In America we have the "Federal Ebike Law" that declares an ebike as:

:D 750 watts maximum power output.

:D Must have pedals.

:D Cannot exceed 20 mph by motor power alone.

...so if you want your ebike "protected" by this law (at least at the point of sale) you have to build to fit into it. Once you exceed 750 watts your ebike becomes an emotorcycle and that forces you up into another group of vehicles.

This thing is going to need a motorcycle license, insurance, etc...

There is no such thing. This "Federal ebike law" as you call it has NOTHING to deal with the legal definition of bicycles in terms of whether a state calls it a bicycle or moped for registration, tags or license purposes.

The federal law you are stating has to deal with safety equipment and NOTHING else.

Don't make statements that are totally untrue and are based on opinion and not fact.
 
If you try to sell an ebike that does not conform to the law then you are not protected from lawsuits.

This means that if someone crashes and injures themselves on an ebike you sell that they can sue you and have a very strong case that you sold them a dangerous vehicle.

From a business standpoint it's pretty much insane to not comply... but it's not illegal to be out of compliance... just not very wise.

The law protects the manufacturer and also is acting as a general guideline for the states to also conform to one single ebike law.

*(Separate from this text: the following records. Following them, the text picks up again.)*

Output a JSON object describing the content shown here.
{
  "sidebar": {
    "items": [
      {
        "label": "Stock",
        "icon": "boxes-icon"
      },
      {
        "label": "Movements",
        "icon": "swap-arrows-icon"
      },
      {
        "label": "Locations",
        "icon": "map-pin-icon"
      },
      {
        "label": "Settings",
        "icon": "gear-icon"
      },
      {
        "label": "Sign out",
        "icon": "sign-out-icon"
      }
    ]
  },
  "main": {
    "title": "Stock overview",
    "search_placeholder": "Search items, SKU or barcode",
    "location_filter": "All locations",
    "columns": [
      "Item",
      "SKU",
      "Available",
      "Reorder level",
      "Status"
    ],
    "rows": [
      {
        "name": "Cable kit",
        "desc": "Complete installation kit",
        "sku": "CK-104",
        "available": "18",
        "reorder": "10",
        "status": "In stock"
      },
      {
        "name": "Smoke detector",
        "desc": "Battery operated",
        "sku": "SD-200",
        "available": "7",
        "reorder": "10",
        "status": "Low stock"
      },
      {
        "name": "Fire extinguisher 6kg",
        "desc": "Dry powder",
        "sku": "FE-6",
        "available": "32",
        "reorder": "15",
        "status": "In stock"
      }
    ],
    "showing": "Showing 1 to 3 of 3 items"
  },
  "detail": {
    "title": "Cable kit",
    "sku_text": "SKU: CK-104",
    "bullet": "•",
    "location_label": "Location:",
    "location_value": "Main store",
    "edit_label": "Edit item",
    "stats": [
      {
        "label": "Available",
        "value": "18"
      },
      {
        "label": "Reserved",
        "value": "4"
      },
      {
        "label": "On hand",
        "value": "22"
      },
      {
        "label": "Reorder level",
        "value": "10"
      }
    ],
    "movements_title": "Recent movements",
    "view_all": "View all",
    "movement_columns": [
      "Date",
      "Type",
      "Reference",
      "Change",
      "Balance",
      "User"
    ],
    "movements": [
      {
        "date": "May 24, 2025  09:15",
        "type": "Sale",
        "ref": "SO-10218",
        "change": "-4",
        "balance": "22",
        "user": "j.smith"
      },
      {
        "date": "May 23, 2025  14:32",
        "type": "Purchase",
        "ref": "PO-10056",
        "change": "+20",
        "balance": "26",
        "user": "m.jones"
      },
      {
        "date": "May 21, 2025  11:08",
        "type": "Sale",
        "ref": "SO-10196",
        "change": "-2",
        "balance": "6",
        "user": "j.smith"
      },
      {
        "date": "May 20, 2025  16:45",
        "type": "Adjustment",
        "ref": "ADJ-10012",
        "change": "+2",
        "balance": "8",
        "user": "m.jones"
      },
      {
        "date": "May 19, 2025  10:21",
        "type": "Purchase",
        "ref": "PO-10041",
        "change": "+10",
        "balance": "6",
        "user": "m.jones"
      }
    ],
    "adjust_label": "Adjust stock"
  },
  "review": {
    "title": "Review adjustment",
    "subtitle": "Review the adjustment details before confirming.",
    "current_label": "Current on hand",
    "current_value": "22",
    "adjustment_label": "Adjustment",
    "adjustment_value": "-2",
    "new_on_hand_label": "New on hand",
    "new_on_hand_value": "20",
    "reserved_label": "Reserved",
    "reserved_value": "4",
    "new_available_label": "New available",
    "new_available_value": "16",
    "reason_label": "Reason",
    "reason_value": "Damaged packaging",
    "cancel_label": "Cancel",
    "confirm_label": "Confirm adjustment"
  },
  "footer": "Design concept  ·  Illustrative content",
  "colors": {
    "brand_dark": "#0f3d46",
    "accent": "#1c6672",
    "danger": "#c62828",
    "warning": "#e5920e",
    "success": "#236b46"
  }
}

My opinion is not to fight the federal government, it's laws or the courts and just go along... it's actually a good law in my opinion because it unifies everyone under one configuration. :D

It's my goal on my ebikes to build something that will marginally pass the laws at the point of sale in order to get protection.

-----------------------

The law was passed before Obama, so it's not part of any evil government takeover or anything... everyone seems so touchy about the government grabbing too much power these days, but this was passed back a few years ago when things were pretty quiet politically. It's intent was to provide a legal framework for ebikes so that everyone could be compliant with one set of rules. The goal was to unify the states so that one ebike could be sold in all 50 states and that (eventually) the states would recognize this configuration as something acceptable. The intent of the law was very pure and innocent... again... I think it's a good law.